All my colonies seem to swarm every year. The only one that didnt this year, superceded, so I am planning to raise Qs from it.

I'd love to scale up my beekeeping to semi-commercial numbers, but I dont think I can until I get the swarming under control.
 
Comercial beekeeping is the easiest thing I've ever done LOL, Im also a millonaire, i just drive round looking at the crack between two brood boxes if they swarm they swarm.

If you believe that then you will believe anything, as my granddad always told me there ain't nothing but hardwork, bad back, and you wont ever make any money from bees.
 
Forty colonies, seem to be the theoretical break even number!
This disqualifies the vast majority of British Beekeepers.
VM

How are you defining breakeven?
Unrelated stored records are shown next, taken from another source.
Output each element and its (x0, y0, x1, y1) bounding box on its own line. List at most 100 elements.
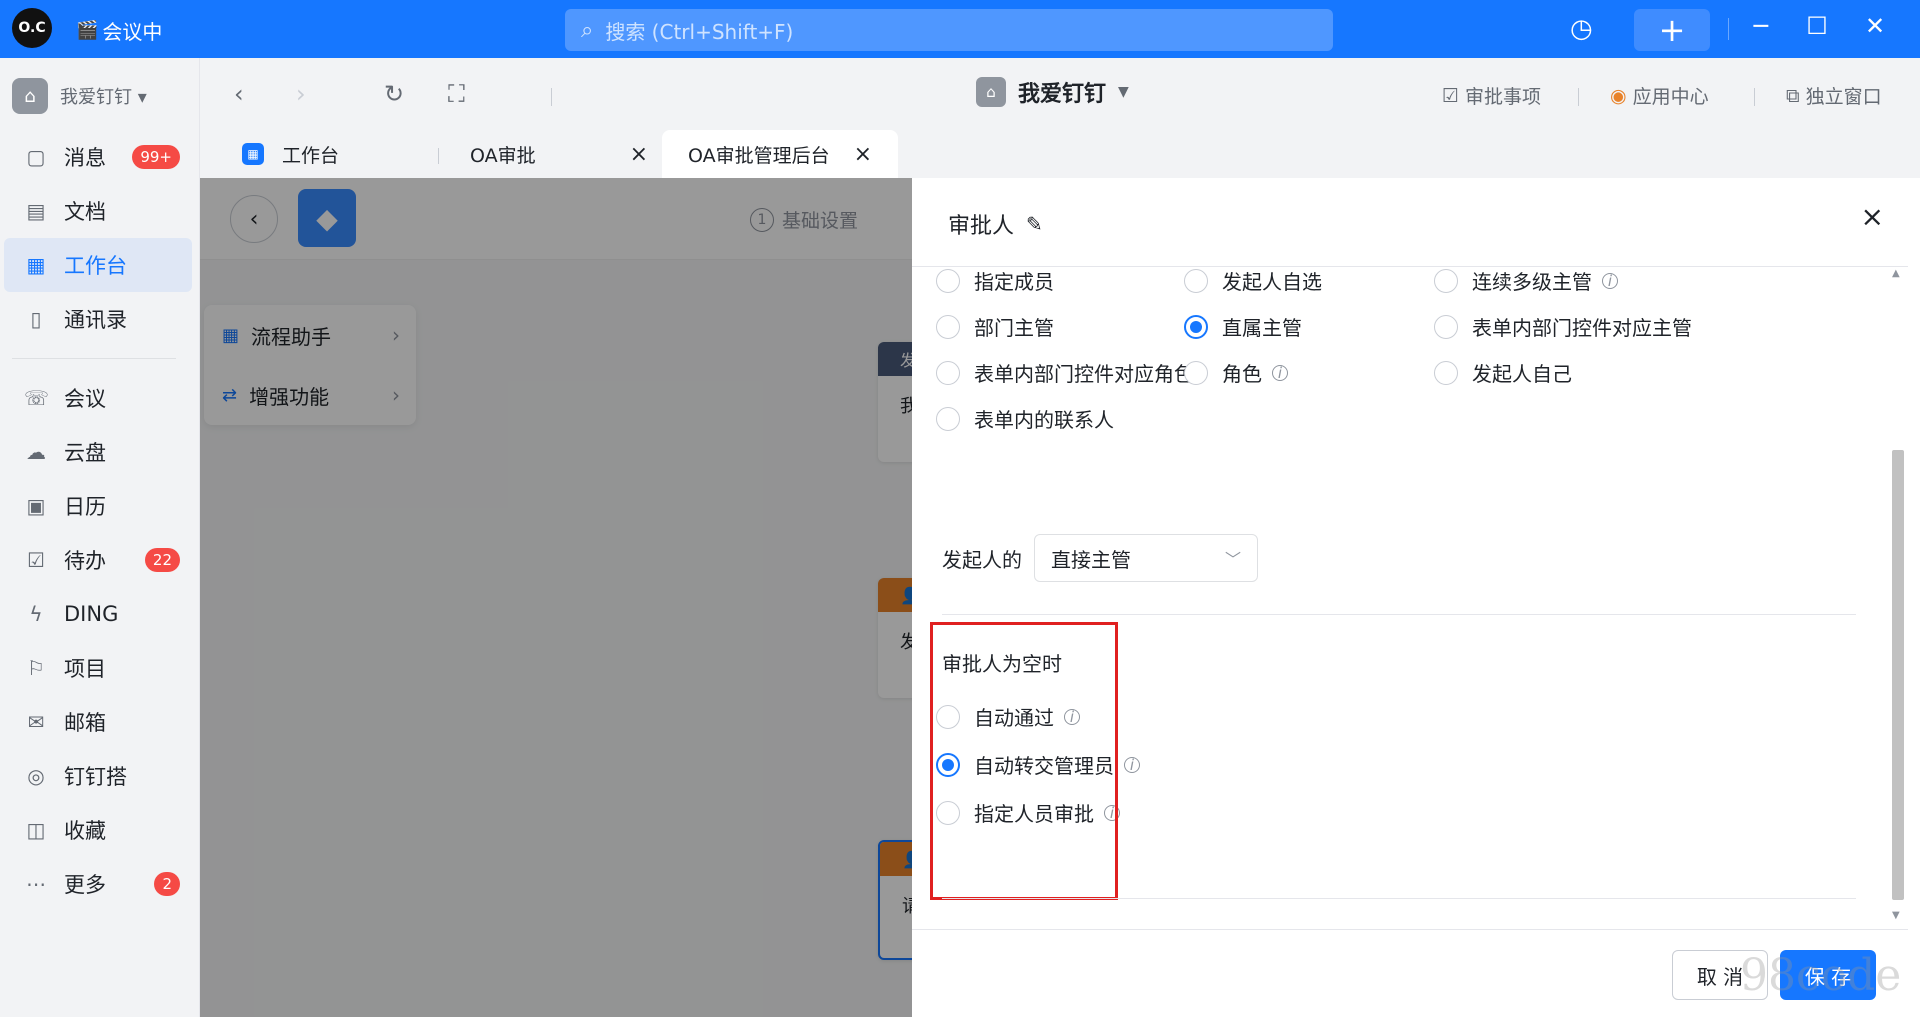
sidebar-item[interactable]: ✉ 邮箱 (4, 695, 192, 749)
scroll-down-icon[interactable]: ▼ (1892, 910, 1900, 921)
tab-label: OA审批管理后台 (688, 144, 830, 167)
approver-type-option[interactable]: 表单内部门控件对应主管 (1434, 312, 1692, 341)
workspace-switcher[interactable]: ⌂ 我爱钉钉 ▼ (976, 76, 1129, 108)
chevron-down-icon: ﹀ (1224, 550, 1241, 569)
radio-button[interactable] (936, 360, 960, 385)
scroll-up-icon[interactable]: ▲ (1892, 268, 1900, 279)
message-icon: ▢ (26, 145, 46, 169)
close-icon[interactable]: × (854, 142, 872, 167)
tab-oa-approval[interactable]: OA审批 × (470, 130, 648, 178)
sidebar-item[interactable]: ▤ 文档 (4, 184, 192, 238)
approver-type-option[interactable]: 表单内的联系人 (936, 404, 1114, 433)
sidebar-item[interactable]: ☑ 待办 22 (4, 533, 192, 587)
standalone-window-label: 独立窗口 (1805, 86, 1882, 108)
radio-button[interactable] (1184, 360, 1208, 385)
window-close-button[interactable]: ✕ (1858, 12, 1892, 40)
forward-icon[interactable]: › (296, 80, 306, 108)
approval-items-link[interactable]: ☑ 审批事项 (1442, 82, 1541, 109)
info-icon[interactable]: i (1124, 756, 1140, 774)
tab-label: 工作台 (282, 144, 340, 167)
unread-badge: 22 (144, 548, 180, 572)
contacts-icon: ▯ (30, 307, 42, 331)
sidebar-item-label: 云盘 (64, 441, 106, 465)
sidebar-nav: ▢ 消息 99+ ▤ 文档 ▦ 工作台 ▯ 通讯录 ☏ 会议 ☁ 云盘 ▣ 日历 ☑ 待办 22 ϟ DING ⚐ 项目 ✉… (0, 130, 200, 911)
sidebar-item[interactable]: ☏ 会议 (4, 371, 192, 425)
maximize-button[interactable]: ☐ (1800, 12, 1834, 40)
approver-type-option[interactable]: 直属主管 (1184, 312, 1302, 341)
approver-type-option[interactable]: 指定成员 (936, 266, 1054, 295)
option-label: 角色 (1222, 362, 1262, 386)
back-icon[interactable]: ‹ (234, 80, 244, 108)
radio-button[interactable] (1184, 268, 1208, 293)
history-icon[interactable]: ◷ (1570, 14, 1593, 44)
close-icon[interactable]: × (630, 142, 648, 167)
tab-workbench[interactable]: ▦ 工作台 (242, 130, 339, 178)
app-logo[interactable]: O.C (12, 8, 52, 48)
option-label: 表单内部门控件对应角色 (974, 362, 1194, 386)
drawer-divider (912, 266, 1908, 267)
sidebar-item[interactable]: ▢ 消息 99+ (4, 130, 192, 184)
sidebar-item[interactable]: ◎ 钉钉搭 (4, 749, 192, 803)
more-icon: ⋯ (26, 872, 46, 896)
header-divider (1578, 88, 1579, 106)
tab-oa-admin[interactable]: OA审批管理后台 × (662, 130, 899, 178)
approver-type-option[interactable]: 发起人自己 (1434, 358, 1572, 387)
drawer-close-button[interactable]: × (1861, 200, 1884, 233)
sidebar-item[interactable]: ▦ 工作台 (4, 238, 192, 292)
radio-button[interactable] (1434, 360, 1458, 385)
sidebar-item[interactable]: ▣ 日历 (4, 479, 192, 533)
edit-icon[interactable]: ✎ (1026, 212, 1043, 236)
sidebar-item-label: DING (64, 602, 119, 626)
tab-divider (438, 148, 439, 164)
info-icon[interactable]: i (1602, 272, 1618, 290)
add-button[interactable]: + (1634, 9, 1710, 51)
sidebar-item[interactable]: ◫ 收藏 (4, 803, 192, 857)
sidebar-item[interactable]: ☁ 云盘 (4, 425, 192, 479)
select-value: 直接主管 (1051, 547, 1131, 572)
standalone-window-link[interactable]: ⧉ 独立窗口 (1786, 82, 1882, 109)
section-divider (942, 898, 1856, 899)
radio-button[interactable] (1434, 268, 1458, 293)
approver-type-option[interactable]: 表单内部门控件对应角色 (936, 358, 1194, 387)
radio-button[interactable] (1434, 314, 1458, 339)
calendar-icon: ▣ (26, 494, 46, 518)
approver-drawer: 审批人 ✎ × 指定成员 发起人自选 连续多级主管 i 部门主管 直属主管 表单内部门控件对… (912, 178, 1908, 1017)
option-label: 表单内的联系人 (974, 408, 1114, 432)
sidebar-item-label: 日历 (64, 495, 106, 519)
browser-header: ‹ › ↻ ⛶ ⌂ 我爱钉钉 ▼ ☑ 审批事项 ◉ 应用中心 ⧉ 独立窗口 ▦ … (200, 58, 1920, 178)
approver-type-option[interactable]: 连续多级主管 i (1434, 266, 1618, 295)
sidebar-item[interactable]: ⋯ 更多 2 (4, 857, 192, 911)
radio-button[interactable] (936, 406, 960, 431)
approver-type-option[interactable]: 发起人自选 (1184, 266, 1322, 295)
modal-overlay[interactable] (200, 178, 912, 1017)
sidebar-item-label: 邮箱 (64, 711, 106, 735)
drawer-scrollbar[interactable] (1892, 450, 1904, 900)
workbench-tab-icon: ▦ (242, 143, 264, 165)
sidebar-item-label: 更多 (64, 873, 106, 897)
sidebar-item-label: 会议 (64, 387, 106, 411)
radio-button[interactable] (1184, 314, 1208, 339)
app-center-link[interactable]: ◉ 应用中心 (1610, 82, 1709, 109)
sidebar-item[interactable]: ⚐ 项目 (4, 641, 192, 695)
radio-button[interactable] (936, 314, 960, 339)
minimize-button[interactable]: ─ (1744, 12, 1778, 40)
option-label: 指定成员 (974, 270, 1054, 294)
org-switcher[interactable]: ⌂ 我爱钉钉 ▾ (12, 78, 147, 114)
unread-badge: 99+ (132, 145, 180, 169)
initiator-level-select[interactable]: 直接主管 ﹀ (1034, 534, 1258, 582)
radio-button[interactable] (936, 268, 960, 293)
workspace-icon: ⌂ (976, 77, 1006, 107)
approver-type-option[interactable]: 角色 i (1184, 358, 1288, 387)
global-search-input[interactable]: ⌕ 搜索 (Ctrl+Shift+F) (565, 9, 1333, 51)
sidebar-item-label: 收藏 (64, 819, 106, 843)
highlight-box (930, 622, 1118, 900)
section-divider (942, 614, 1856, 615)
info-icon[interactable]: i (1272, 364, 1288, 382)
sidebar-item[interactable]: ▯ 通讯录 (4, 292, 192, 346)
sidebar-item[interactable]: ϟ DING (4, 587, 192, 641)
builder-icon: ◎ (27, 764, 45, 788)
meeting-status[interactable]: 🎬 会议中 (76, 16, 162, 45)
approver-type-option[interactable]: 部门主管 (936, 312, 1054, 341)
refresh-icon[interactable]: ↻ (384, 80, 404, 108)
fullscreen-icon[interactable]: ⛶ (448, 80, 465, 108)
If you're paying yourself a wage out of it, you would have to be in the hundreds.
 
There's no real reason why you can't run an efficient profitable business on a small scale, even when you do account for your time. I wish I'd learned a lot more efficiency lessons before scaling up.
The real killer though is the hive average. At around 30lb reported most years as a national average (but even lower in 2012), nobody could make a profit. Is that a skill deficiency, poor bees or poor forage? All 3 can be addressed.
 
I generally get far more than that from my production stocks (not this year?).

Two hive owners don't have the luxury of umpteem available queens for replacing swarming queens and so lose a lot of potential crop. They still have sufficient honey for their own needs and a bit extra and that is all they often want.

Statistics are easily affected in this way (counting numerical replies of average crop rather than taking the number of production stocks into account).

Further, autumn feeding is often different for hobbyists ( I rarely feed sugar) and this is not taken into account for bare crop returns.